Moreover there is no end to the bad news which are continuously flowing into the market,confirming the fears. According to the U.S. data, consumer sentiment hit a five-year low and consumer expectations slumped to the worst in 17 years, supporting the view that economy may be in a recession. Ben Bernanke has already confirmed what his various Fed colleagues had been saying: that they are more worried about growth than inflation, tacitly promising more rate cuts.So in near term the decline of dollar is likely to continue uncontested.Latest German economic data hints that European Central Bank may not cut interest rates as of now, thus keeping the Euro strong.Looking at US history government may not intervene as of now. U.S. government hasn't intervened in markets to bolster the dollar since August 1995. The last time a U.S. Treasury chief directed the Fed to buy or sell currencies was in September 2000, when it sold dollars for $1.33 billion in euros.Another bad news appears on the inflation front.Rises in the oil price have correlated with gains in euro against the dollar. A higher oil price does greater damage to the US than other big economies because of the US’s well-known oil addiction. It also shows that inflation pressures, whatever the Fed says, have not gone away.

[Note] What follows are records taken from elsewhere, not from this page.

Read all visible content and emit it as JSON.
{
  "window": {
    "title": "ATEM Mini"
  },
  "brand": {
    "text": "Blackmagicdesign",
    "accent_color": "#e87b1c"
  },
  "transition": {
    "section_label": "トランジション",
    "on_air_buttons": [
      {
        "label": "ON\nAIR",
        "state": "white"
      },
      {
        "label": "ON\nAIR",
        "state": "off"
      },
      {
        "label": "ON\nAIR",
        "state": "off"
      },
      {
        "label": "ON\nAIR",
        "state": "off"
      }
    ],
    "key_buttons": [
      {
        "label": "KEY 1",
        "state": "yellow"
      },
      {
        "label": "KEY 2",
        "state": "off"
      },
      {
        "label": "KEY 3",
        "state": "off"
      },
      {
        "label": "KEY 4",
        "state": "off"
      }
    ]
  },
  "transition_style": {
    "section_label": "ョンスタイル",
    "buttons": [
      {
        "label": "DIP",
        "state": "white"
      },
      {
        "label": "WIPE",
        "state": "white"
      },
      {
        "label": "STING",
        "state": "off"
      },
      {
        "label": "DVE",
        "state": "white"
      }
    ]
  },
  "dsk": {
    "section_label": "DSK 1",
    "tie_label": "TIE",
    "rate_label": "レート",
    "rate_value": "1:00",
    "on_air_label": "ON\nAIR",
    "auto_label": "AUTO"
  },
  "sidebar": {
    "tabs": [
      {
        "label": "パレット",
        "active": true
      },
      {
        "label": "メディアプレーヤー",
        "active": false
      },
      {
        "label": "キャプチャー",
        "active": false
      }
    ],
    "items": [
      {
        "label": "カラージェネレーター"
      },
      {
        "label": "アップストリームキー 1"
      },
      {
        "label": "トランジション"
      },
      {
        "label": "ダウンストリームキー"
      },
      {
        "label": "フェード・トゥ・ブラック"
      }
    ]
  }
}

So Ben seems to be in a catch-22 situation.Cutting interest rates is imperative to stimulate growth & tackle sub-prime mortgage writedowns which have already crossed $100bn and are feared to rise upto $300bn.So infusing liquidity is important.On the other hand weak dollar is pushing up commodity prices causing inflation above comfort zone.But for now Ben seems to be ignoring inflation fears and may go ahead with a rate cut. Soon global financial system may see itself coming to terms with the death of the dollar and the turmoil thereafter.